Researchers found the payment system creates a regressive wealth transfer, with lower- and middle-income households effectively subsidizing rewards earned by higher-income consumers.
The study concludes that consumer sorting and lower fees negotiated by large merchants reduce the size of the transfer but do not eliminate it.
Paying with cash or a debit card will definitely prevent you from running up an unmanageable credit card bill. Theres nothing wrong with that.
However, a new study from researchers at Harvard University, Stanford University, Northwestern University and Georgia State University concludes that America's payment system redistributes roughly $30 billion annually from cash and debit card users to consumers who use rewards credit cards.

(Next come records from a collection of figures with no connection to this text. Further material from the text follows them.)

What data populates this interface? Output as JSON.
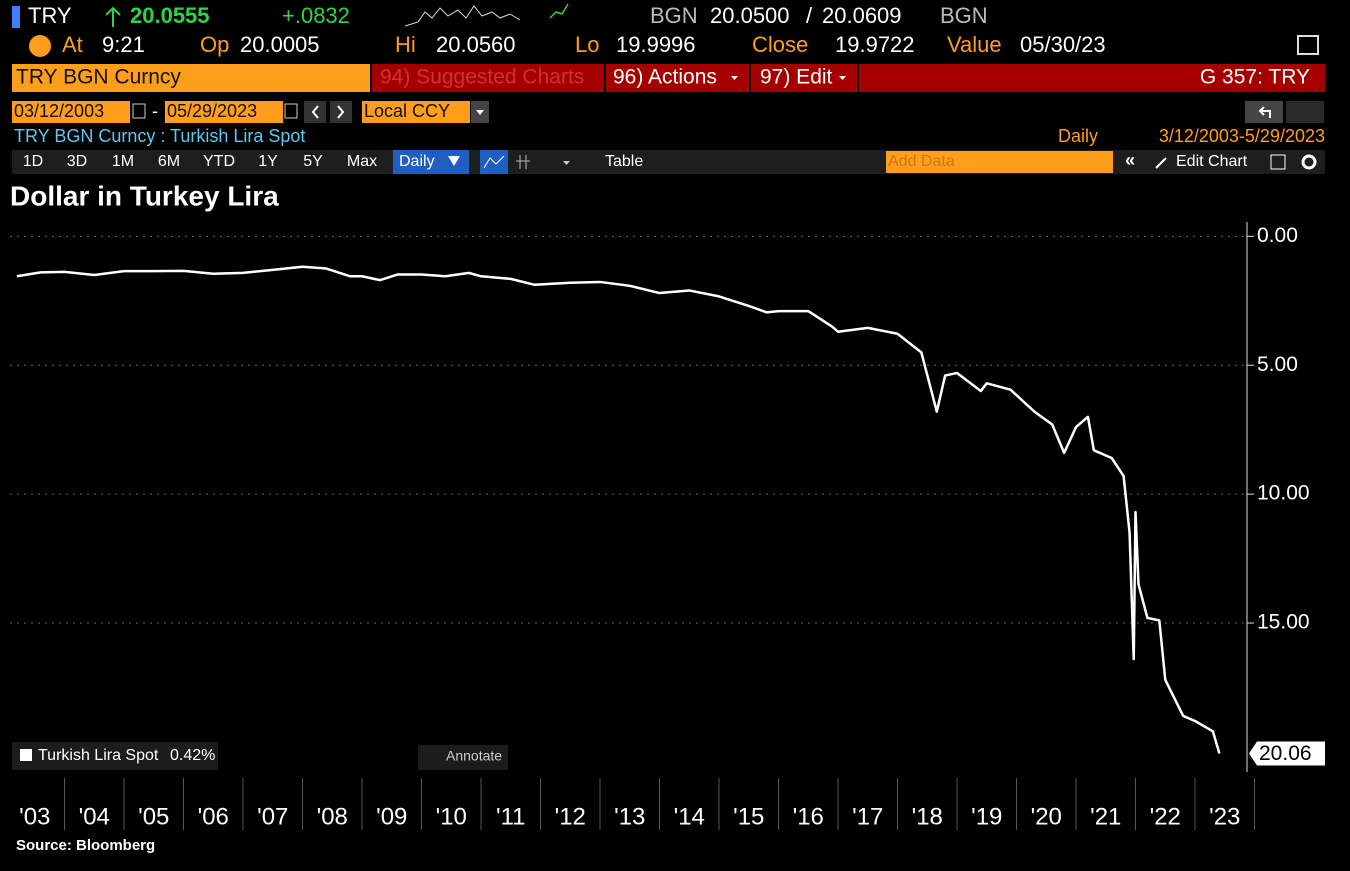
{
  "header": {
    "ticker": "TRY",
    "last": "20.0555",
    "change": "+.0832",
    "source": "BGN",
    "bid": "20.0500",
    "bid_ask_separator": "/",
    "ask": "20.0609",
    "source2": "BGN",
    "at_label": "At",
    "time": "9:21",
    "open_label": "Op",
    "open": "20.0005",
    "hi_label": "Hi",
    "hi": "20.0560",
    "lo_label": "Lo",
    "lo": "19.9996",
    "close_label": "Close",
    "close": "19.9722",
    "value_label": "Value",
    "value_date": "05/30/23"
  },
  "toolbar": {
    "security": "TRY BGN Curncy",
    "suggested": "94) Suggested Charts",
    "actions": "96) Actions",
    "edit": "97) Edit",
    "function": "G 357: TRY",
    "start_date": "03/12/2003",
    "date_separator": "-",
    "end_date": "05/29/2023",
    "currency": "Local CCY",
    "description": "TRY BGN Curncy : Turkish Lira Spot",
    "period": "Daily",
    "range": "3/12/2003-5/29/2023",
    "buttons": [
      "1D",
      "3D",
      "1M",
      "6M",
      "YTD",
      "1Y",
      "5Y",
      "Max"
    ],
    "daily": "Daily",
    "table": "Table",
    "add_data": "Add Data",
    "collapse": "«",
    "edit_chart": "Edit Chart"
  },
  "chart_data": {
    "type": "line",
    "title": "Dollar in Turkey Lira",
    "invert_y": true,
    "grid": true,
    "xlim": [
      2003,
      2023.84
    ],
    "xticks": [
      {
        "value": 2003.5,
        "label": "'03"
      },
      {
        "value": 2004.5,
        "label": "'04"
      },
      {
        "value": 2005.5,
        "label": "'05"
      },
      {
        "value": 2006.5,
        "label": "'06"
      },
      {
        "value": 2007.5,
        "label": "'07"
      },
      {
        "value": 2008.5,
        "label": "'08"
      },
      {
        "value": 2009.5,
        "label": "'09"
      },
      {
        "value": 2010.5,
        "label": "'10"
      },
      {
        "value": 2011.5,
        "label": "'11"
      },
      {
        "value": 2012.5,
        "label": "'12"
      },
      {
        "value": 2013.5,
        "label": "'13"
      },
      {
        "value": 2014.5,
        "label": "'14"
      },
      {
        "value": 2015.5,
        "label": "'15"
      },
      {
        "value": 2016.5,
        "label": "'16"
      },
      {
        "value": 2017.5,
        "label": "'17"
      },
      {
        "value": 2018.5,
        "label": "'18"
      },
      {
        "value": 2019.5,
        "label": "'19"
      },
      {
        "value": 2020.5,
        "label": "'20"
      },
      {
        "value": 2021.5,
        "label": "'21"
      },
      {
        "value": 2022.5,
        "label": "'22"
      },
      {
        "value": 2023.5,
        "label": "'23"
      }
    ],
    "ylim": [
      -0.4,
      20.7
    ],
    "yticks": [
      {
        "value": 0,
        "label": "0.00"
      },
      {
        "value": 5,
        "label": "5.00"
      },
      {
        "value": 10,
        "label": "10.00"
      },
      {
        "value": 15,
        "label": "15.00"
      }
    ],
    "series": [
      {
        "name": "Turkish Lira Spot",
        "color": "#ffffff",
        "x": [
          2003.2,
          2003.6,
          2004.0,
          2004.5,
          2005.0,
          2005.5,
          2006.0,
          2006.5,
          2007.0,
          2007.5,
          2008.0,
          2008.4,
          2008.8,
          2009.0,
          2009.3,
          2009.6,
          2010.0,
          2010.4,
          2010.8,
          2011.0,
          2011.5,
          2011.9,
          2012.5,
          2013.0,
          2013.5,
          2014.0,
          2014.5,
          2015.0,
          2015.5,
          2015.8,
          2016.0,
          2016.5,
          2016.9,
          2017.0,
          2017.5,
          2018.0,
          2018.4,
          2018.66,
          2018.8,
          2019.0,
          2019.4,
          2019.5,
          2019.9,
          2020.3,
          2020.6,
          2020.8,
          2021.0,
          2021.2,
          2021.3,
          2021.6,
          2021.8,
          2021.9,
          2021.97,
          2022.0,
          2022.05,
          2022.2,
          2022.4,
          2022.5,
          2022.8,
          2023.0,
          2023.3,
          2023.41
        ],
        "values": [
          1.55,
          1.4,
          1.38,
          1.5,
          1.35,
          1.35,
          1.34,
          1.45,
          1.42,
          1.3,
          1.18,
          1.25,
          1.55,
          1.55,
          1.7,
          1.48,
          1.48,
          1.55,
          1.42,
          1.55,
          1.65,
          1.88,
          1.8,
          1.77,
          1.92,
          2.2,
          2.1,
          2.33,
          2.7,
          2.95,
          2.9,
          2.9,
          3.5,
          3.7,
          3.55,
          3.78,
          4.5,
          6.8,
          5.4,
          5.3,
          6.0,
          5.7,
          5.95,
          6.8,
          7.3,
          8.4,
          7.4,
          7.0,
          8.3,
          8.6,
          9.3,
          11.5,
          16.4,
          10.7,
          13.5,
          14.8,
          14.9,
          17.2,
          18.6,
          18.8,
          19.2,
          20.06
        ],
        "change": "0.42%",
        "last_label": "20.06"
      }
    ],
    "annotate": "Annotate",
    "source": "Source: Bloomberg"
  }
}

The study, "Who Pays for Payments?", examined payment data from approximately one million U.S. merchants and found that interchange fees the charges merchants pay when customers use credit cards are largely passed through to consumers in the form of higher retail prices.
Because merchants generally do not charge different prices based on payment method, all shoppers help cover the cost of those fees. If you pay with cash or a credit card, you dont get any kind of break. However, shopping with a cashback credit card give that consumer a slightly lower price.
"All consumers pay higher retail prices, but the users of high-interchange-fee credit cards capture most of the rewards," the authors wrote.
The researchers estimate that the resulting cross-subsidy transfers about $9.2 billion annually from households earning less than $150,000 per year to higher-income households, who are more likely to use rewards credit cards and premium cards with richer benefits.
Loss of purchasing power
According to the study, cash users effectively lose about 96 basis points of purchasing power because of interchange fees, while users of regulated debit cards lose about 47 basis points. By contrast, users of basic and premium rewards credit cards gain approximately 54 basis points in purchasing power through rewards funded by merchant fees.
The researchers compared the impact to a hidden tax.